Is it possible to make a raunchy teenage sex comedy today, one that focuses on a diversity of opinions and backgrounds and sexual orientations, one that has fun with the genre, one that notes the double standards while still centering itself around them? Yes, indeed it is, and “Blockers” is the proof of concept.
Directed by Kay Cannon with a script from Brian Kehoe & James Kehoe, “Blockers” (the title treatment regular features a rooster on top of the word, letting you know just what you’re getting into) is the story of three high school seniors who make a pact to lose their virginity on prom night. The teens—Julie (Kathryn Newton), Kayla (Geraldine Viswanathan), and Sam (Gideon Adlon)—all have different reasons for this, but following that perceived American right of passage feel like this is the right night.
The girls’ parents—respectively, Lisa (Leslie Mann), Mitchell (John Cena), and Hunter (Ike Barinholtz)—find out about the pact on the night in question and set off to stop their girls from executing their plan. The film is then at least as much about these adults’ quest to stop the girls as it is about the girls and their plan. In fact, Mann, Cena, and Barinholtz regularly take center stage with the girls themselves pushed to the side.
In “Blockers'” best moments it is a smart look at the way society treats women losing their virginity differently than men. It is able to have these—save Hunter—enlightened adults become over-protective and silly when it comes to their daughters in a way that, the argument goes, they wouldn’t for their sons.

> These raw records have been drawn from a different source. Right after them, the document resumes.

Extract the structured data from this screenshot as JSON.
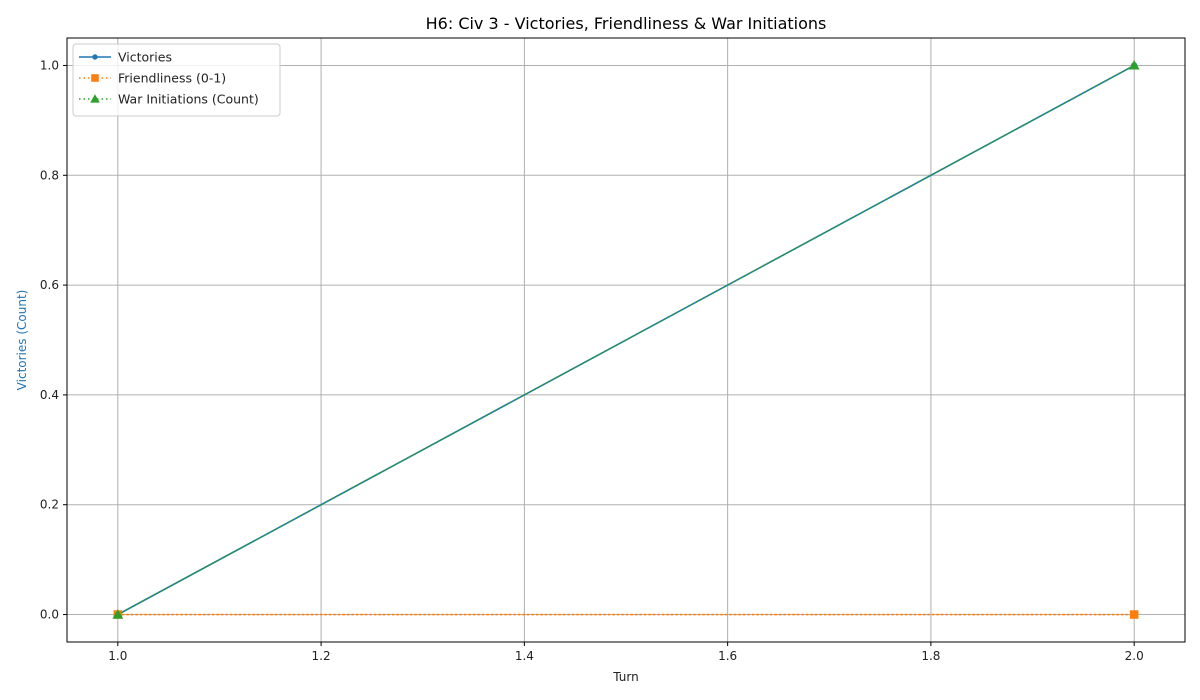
{
  "chart_data": {
    "type": "line",
    "title": "H6: Civ 3 - Victories, Friendliness & War Initiations",
    "xlabel": "Turn",
    "ylabel": "Victories (Count)",
    "xlim": [
      0.95,
      2.05
    ],
    "ylim": [
      -0.05,
      1.05
    ],
    "x_ticks": [
      "1.0",
      "1.2",
      "1.4",
      "1.6",
      "1.8",
      "2.0"
    ],
    "y_ticks": [
      "0.0",
      "0.2",
      "0.4",
      "0.6",
      "0.8",
      "1.0"
    ],
    "grid": true,
    "legend_position": "top-left",
    "ylabel_color": "#1f77b4",
    "series": [
      {
        "name": "Victories",
        "x": [
          1,
          2
        ],
        "values": [
          0,
          1
        ],
        "color": "#1f77b4",
        "line_style": "solid",
        "marker": "circle"
      },
      {
        "name": "Friendliness (0-1)",
        "x": [
          1,
          2
        ],
        "values": [
          0,
          0
        ],
        "color": "#ff7f0e",
        "line_style": "dotted",
        "marker": "square"
      },
      {
        "name": "War Initiations (Count)",
        "x": [
          1,
          2
        ],
        "values": [
          0,
          1
        ],
        "color": "#2ca02c",
        "line_style": "dotted",
        "marker": "triangle"
      }
    ]
  }
}
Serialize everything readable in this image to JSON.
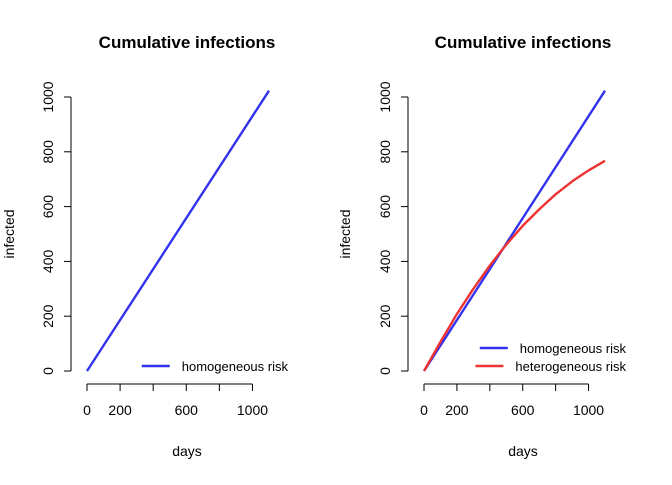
{
  "chart_data": [
    {
      "type": "line",
      "title": "Cumulative infections",
      "xlabel": "days",
      "ylabel": "infected",
      "xlim": [
        0,
        1100
      ],
      "ylim": [
        0,
        1025
      ],
      "x_ticks": [
        0,
        200,
        400,
        600,
        800,
        1000
      ],
      "x_tick_labels": [
        "0",
        "200",
        "",
        "600",
        "",
        "1000"
      ],
      "y_ticks": [
        0,
        200,
        400,
        600,
        800,
        1000
      ],
      "y_tick_labels": [
        "0",
        "200",
        "400",
        "600",
        "800",
        "1000"
      ],
      "grid": false,
      "legend_position": "bottom-right",
      "series": [
        {
          "name": "homogeneous risk",
          "color": "#3333ee",
          "x": [
            0,
            1100
          ],
          "y": [
            0,
            1023
          ]
        }
      ]
    },
    {
      "type": "line",
      "title": "Cumulative infections",
      "xlabel": "days",
      "ylabel": "infected",
      "xlim": [
        0,
        1100
      ],
      "ylim": [
        0,
        1025
      ],
      "x_ticks": [
        0,
        200,
        400,
        600,
        800,
        1000
      ],
      "x_tick_labels": [
        "0",
        "200",
        "",
        "600",
        "",
        "1000"
      ],
      "y_ticks": [
        0,
        200,
        400,
        600,
        800,
        1000
      ],
      "y_tick_labels": [
        "0",
        "200",
        "400",
        "600",
        "800",
        "1000"
      ],
      "grid": false,
      "legend_position": "bottom-right",
      "series": [
        {
          "name": "homogeneous risk",
          "color": "#3333ee",
          "x": [
            0,
            1100
          ],
          "y": [
            0,
            1023
          ]
        },
        {
          "name": "heterogeneous risk",
          "color": "#ee3333",
          "x": [
            0,
            100,
            200,
            300,
            400,
            500,
            600,
            700,
            800,
            900,
            1000,
            1100
          ],
          "y": [
            0,
            106,
            208,
            300,
            385,
            461,
            530,
            590,
            645,
            692,
            732,
            767
          ]
        }
      ]
    }
  ]
}
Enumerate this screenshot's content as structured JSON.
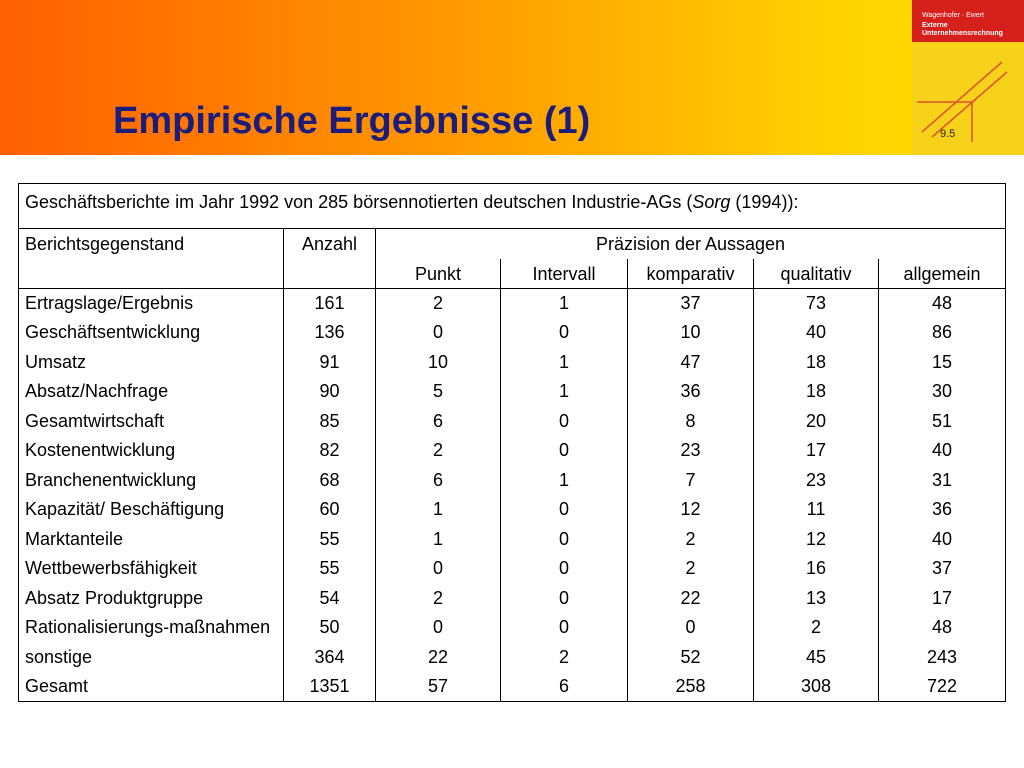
{
  "header": {
    "title": "Empirische Ergebnisse (1)",
    "book": {
      "authors": "Wagenhofer · Ewert",
      "title_1": "Externe",
      "title_2": "Unternehmensrechnung"
    },
    "section": "9.5"
  },
  "table": {
    "caption": {
      "before": "Geschäftsberichte im Jahr 1992 von 285 börsennotierten deutschen Industrie-AGs (",
      "italic": "Sorg",
      "after": " (1994)):"
    },
    "columns": {
      "subject": "Berichtsgegenstand",
      "count": "Anzahl",
      "group": "Präzision der Aussagen",
      "sub": [
        "Punkt",
        "Intervall",
        "komparativ",
        "qualitativ",
        "allgemein"
      ]
    },
    "rows": [
      [
        "Ertragslage/Ergebnis",
        161,
        2,
        1,
        37,
        73,
        48
      ],
      [
        "Geschäftsentwicklung",
        136,
        0,
        0,
        10,
        40,
        86
      ],
      [
        "Umsatz",
        91,
        10,
        1,
        47,
        18,
        15
      ],
      [
        "Absatz/Nachfrage",
        90,
        5,
        1,
        36,
        18,
        30
      ],
      [
        "Gesamtwirtschaft",
        85,
        6,
        0,
        8,
        20,
        51
      ],
      [
        "Kostenentwicklung",
        82,
        2,
        0,
        23,
        17,
        40
      ],
      [
        "Branchenentwicklung",
        68,
        6,
        1,
        7,
        23,
        31
      ],
      [
        "Kapazität/ Beschäftigung",
        60,
        1,
        0,
        12,
        11,
        36
      ],
      [
        "Marktanteile",
        55,
        1,
        0,
        2,
        12,
        40
      ],
      [
        "Wettbewerbsfähigkeit",
        55,
        0,
        0,
        2,
        16,
        37
      ],
      [
        "Absatz Produktgruppe",
        54,
        2,
        0,
        22,
        13,
        17
      ],
      [
        "Rationalisierungs-maßnahmen",
        50,
        0,
        0,
        0,
        2,
        48
      ],
      [
        "sonstige",
        364,
        22,
        2,
        52,
        45,
        243
      ],
      [
        "Gesamt",
        1351,
        57,
        6,
        258,
        308,
        722
      ]
    ]
  }
}
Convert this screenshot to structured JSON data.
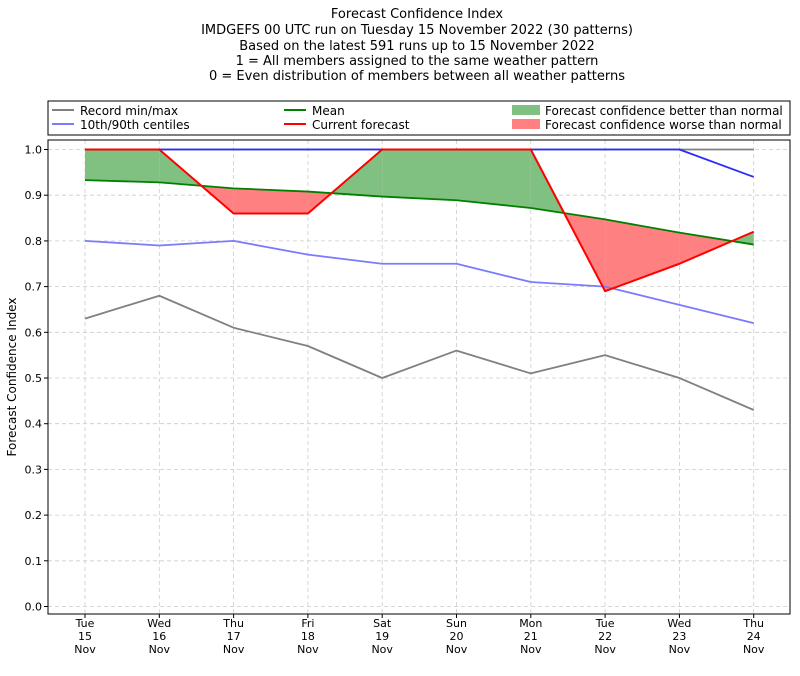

Whether the movie works for those watching will depend on how this discussion hits them. Is the film truly recognizing the double standard and discussing it, or is the film merely making a head fake towards recognition so that it can tell the story it wants to tell. That is, does the film only mention the perceived difference between boys and girls losing their virginity so that it can have these parents go off half-cocked without fear of being reproached?
There are certainly enough moments when it feels as though “Blockers” has little interest in actually working through the ways in which men and women are treated differently to give one pause. However, the movie manages to be good-natured enough that it gets away with it. Additionally, by offering up three very different parents and three very different girls, the movie shows a diversity of opinion and point of view that helps the audience get beyond it.
Moving past this question, it is also important to point out that the movie is truly funny. It includes a great supporting cast and beautifully ramps of the parents’ escapades so that the outlandish moments spring from a logical progression and it finds big laughs along the way. These are not the sort of big laughs that you probably want to watch alongside either your parents or children, but big laughs nonetheless.
“Blockers” also slows down long enough that it can tell the story of these three girls finishing their high school years and struggling with the changes that will bring. With so much time focused on the parents and their own issues in this area, it may not tell that tale with as much depth as it could, but it still gets enough of it out to make it worthwhile.
Wonderfully, different aged audiences will see this movie in an entirely different light. With children of my own, this reviewer focuses on the adult story and how it is possible to want your child to grow up and still fear for every step they take in that direction (it rings quite true). Younger viewers will, most likely, be focused on the importance of the prom, of going off to college, of taking those steps forward towards adulthood. No matter the age though, everyone watching will laugh.
The film succeeds in offering these various points of view not just because the script provides them, but because the actors make them come to life. The six leads all show their ability to both deliver a joke and more dramatic, serious, moments. While the jokes may be over the top, the actors keep their characters grounded in a reality that serves the movie brilliantly.
In short, don’t go see “Blockers” with your parents or children, but you probably do want to go see it.